Six months after the U.K. voted to quit the European Union, there's increasing uncertainty about the impact on the hedge fund industry.

The British government has yet to trigger Article 50, which will set a two-year clock for U.K. institutions to disentangle themselves from the E.U. It's still unclear what that will entail for U.K.-based hedge fund operators, as well as non-U.K. man­agers with operations in London. U.K.'s Brexit czar, David Davis, suggested on Dec. 1 that Britain would consider making pay­ments to the E.U. to ensure continued access for U.K. business­es — similar to arrangements Israel, Norway and Switzerland have with the union.

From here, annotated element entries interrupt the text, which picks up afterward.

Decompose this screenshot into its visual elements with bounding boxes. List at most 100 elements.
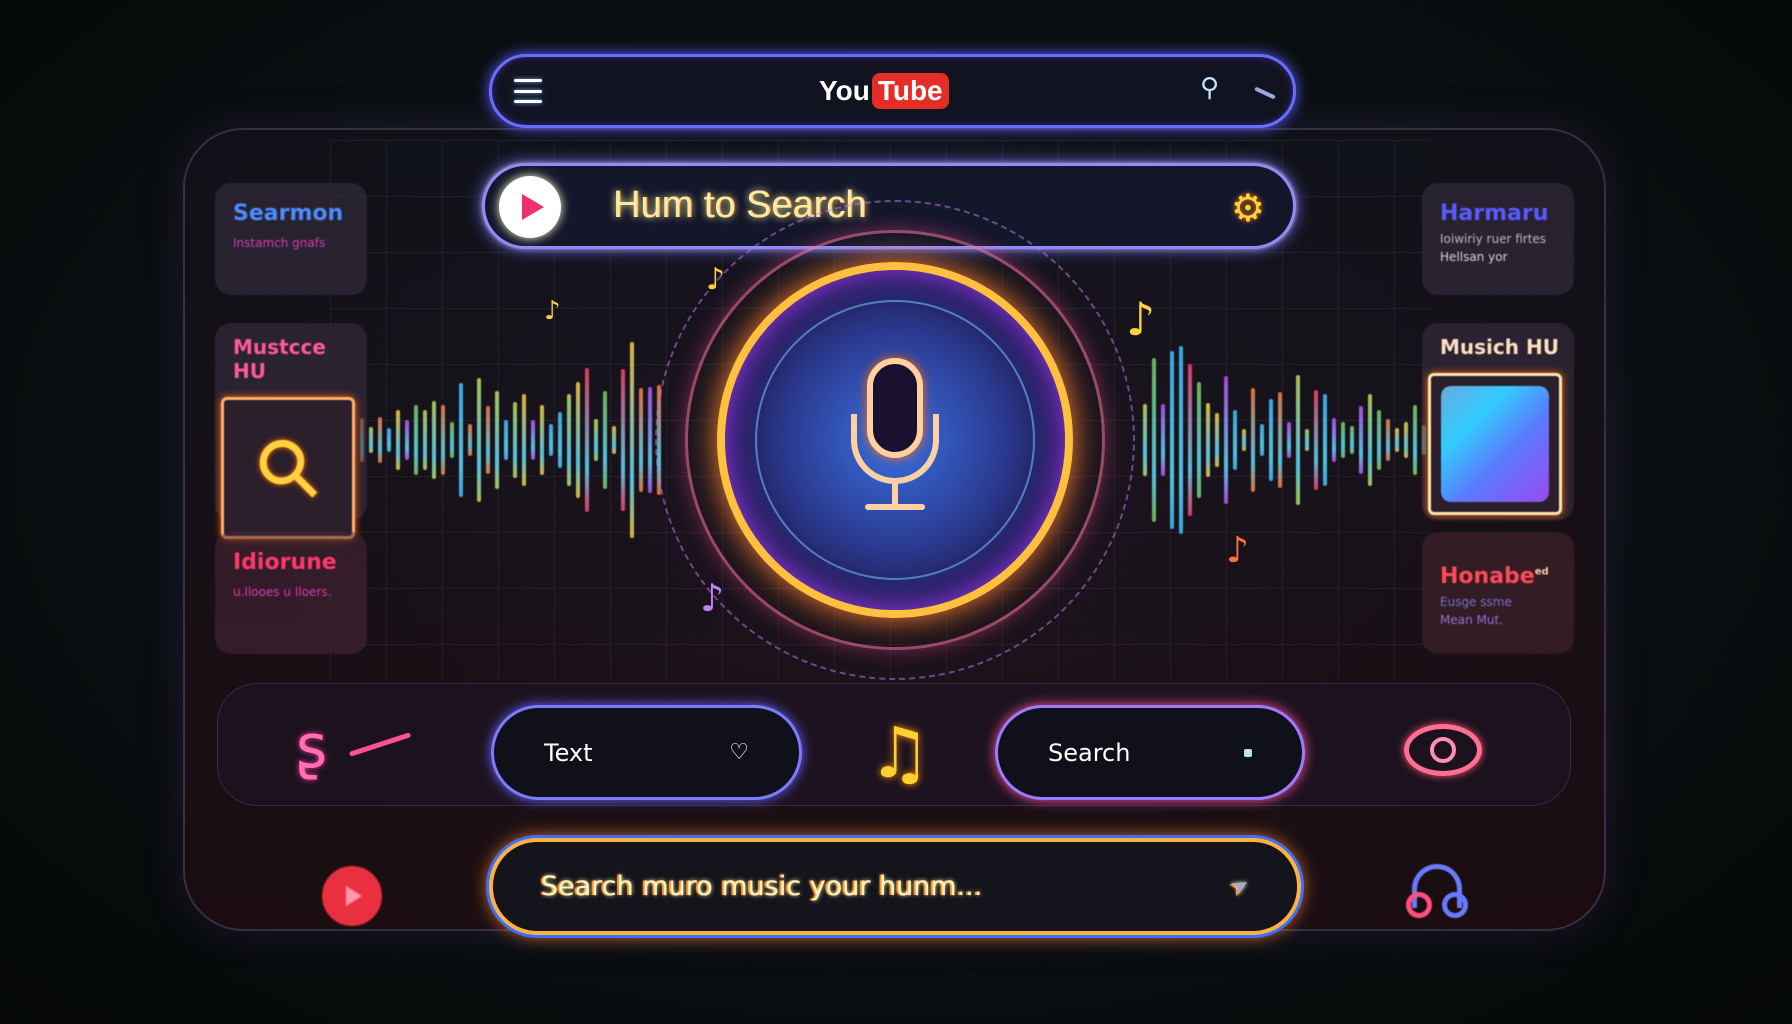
waveform-bar [558,412,562,468]
right-card-3[interactable]: Honabeed Eusge ssme Mean Mut. [1422,532,1574,654]
hum-search-input[interactable]: Search muro music your hunm... ➤ [489,838,1301,935]
waveform-bar [1161,404,1165,476]
hamburger-icon[interactable] [514,79,542,103]
waveform-bar [1269,399,1273,481]
youtube-logo[interactable]: You Tube [819,73,949,109]
waveform-bar [432,401,436,479]
logo-you: You [819,75,870,106]
waveform-bar [369,426,373,454]
cursor-icon [1244,748,1252,757]
cursor-icon: ➤ [1225,871,1255,902]
waveform-bar [396,409,400,471]
card-badge: ed [1534,566,1549,578]
headphones-icon[interactable] [1404,862,1470,924]
waveform-bar [567,393,571,487]
card-title: Idiorune [233,550,337,575]
left-card-1[interactable]: Searmon Instamch gnafs [215,183,367,295]
waveform-bar [423,409,427,471]
music-note-icon: ♪ [706,262,726,297]
waveform-bar [648,387,652,493]
music-note-icon: ♪ [1226,530,1249,571]
music-note-icon: ♪ [1126,292,1156,346]
waveform-bar [630,341,634,539]
waveform-bar [1197,382,1201,498]
card-subtitle: Instamch gnafs [233,236,326,250]
waveform-bar [504,419,508,461]
waveform-bar [594,418,598,462]
waveform-bar [1314,390,1318,490]
text-label: Text [544,738,593,767]
search-tile[interactable]: ⚲ [221,397,355,539]
left-card-3[interactable]: Idiorune u.Ilooes u Iloers. [215,532,367,654]
waveform-bar [1224,375,1228,505]
mic-slash-icon[interactable] [1254,86,1276,100]
waveform-bar [531,419,535,461]
waveform-bar [477,378,481,502]
waveform-bar [621,368,625,512]
waveform-bar [585,368,589,512]
waveform-bar [414,404,418,476]
search-icon: ⚲ [234,414,342,522]
card-subtitle: u.Ilooes u Iloers. [233,585,332,599]
right-card-1[interactable]: Harmaru Ioiwiriy ruer firtes Hellsan yor [1422,183,1574,295]
waveform-bar [540,405,544,475]
waveform-bar [639,388,643,492]
waveform-bar [603,391,607,489]
card-subtitle-2: Mean Mut. [1440,613,1503,627]
waveform-bar [1305,428,1309,452]
waveform-bar [612,425,616,455]
play-icon[interactable] [322,866,382,926]
waveform-bar [1215,412,1219,468]
waveform-bar [1296,375,1300,505]
play-icon[interactable] [499,176,561,238]
left-card-2[interactable]: Mustcce HU ⚲ [215,323,367,539]
logo-tube: Tube [871,73,949,109]
text-button[interactable]: Text ♡ [491,705,802,800]
waveform-bar [1233,409,1237,471]
waveform-bar [1377,409,1381,471]
eye-icon[interactable] [1404,724,1482,776]
waveform-bar [1323,394,1327,486]
waveform-bar [1368,393,1372,487]
waveform-bar [459,383,463,497]
card-title: Musich HU [1440,335,1559,359]
waveform-bar [378,416,382,464]
search-icon[interactable]: ⚲ [1200,73,1219,103]
music-note-icon[interactable]: ♫ [868,712,931,794]
hook-icon[interactable]: ʂ [296,712,327,782]
card-title: Harmaru [1440,201,1549,226]
waveform-bar [405,419,409,461]
waveform-bar [495,390,499,490]
card-subtitle: Ioiwiriy ruer firtes [1440,232,1547,246]
waveform-bar [1251,387,1255,493]
card-title: Honabeed [1440,564,1556,589]
album-tile[interactable] [1428,373,1562,515]
waveform-bar [549,424,553,456]
waveform-bar [1152,357,1156,523]
card-title: Mustcce HU [233,335,326,383]
gear-icon[interactable]: ⚙ [1231,186,1265,230]
waveform-bar [522,394,526,486]
search-placeholder: Search muro music your hunm... [541,871,983,902]
waveform-bar [1386,419,1390,461]
heart-icon[interactable]: ♡ [729,740,749,765]
waveform-bar [1278,391,1282,489]
microphone-visualizer[interactable] [655,200,1135,680]
waveform-bar [1350,426,1354,454]
right-card-2[interactable]: Musich HU [1422,323,1574,520]
waveform-bar [1359,405,1363,475]
waveform-bar [1143,403,1147,477]
search-button[interactable]: Search [995,705,1305,800]
card-subtitle: Eusge ssme [1440,595,1512,609]
card-title: Searmon [233,201,344,226]
waveform-bar [576,382,580,498]
card-title-text: Honabe [1440,564,1535,589]
waveform-bar [1395,427,1399,453]
waveform-bar [1179,346,1183,534]
waveform-bar [1206,402,1210,478]
waveform-bar [1242,429,1246,451]
album-art [1441,386,1549,502]
waveform-bar [486,406,490,474]
waveform-bar [441,404,445,476]
waveform-bar [1188,364,1192,516]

If the U.K. were to lose such access, hedge fund managers could be cut off from investors on the Continent. To maintain their marketing "passports" under the E.U.'s Alternative Invest­ment Fund Managers Directive, U.K. fund operators would have to establish investment-management or risk-manage­ment operations in other parts of the E.U., such as Ireland or Luxembourg, said hedge fund lawyer Lucy Frew, a partner at Walkers.

In a survey released Dec. 9, Preqin found that 70% of U.K.- based managers have no intention of relocating operations. The U.K. is home to 63% of the hedge fund firms in the E.U. and 80% of hedge fund assets, according to Preqin.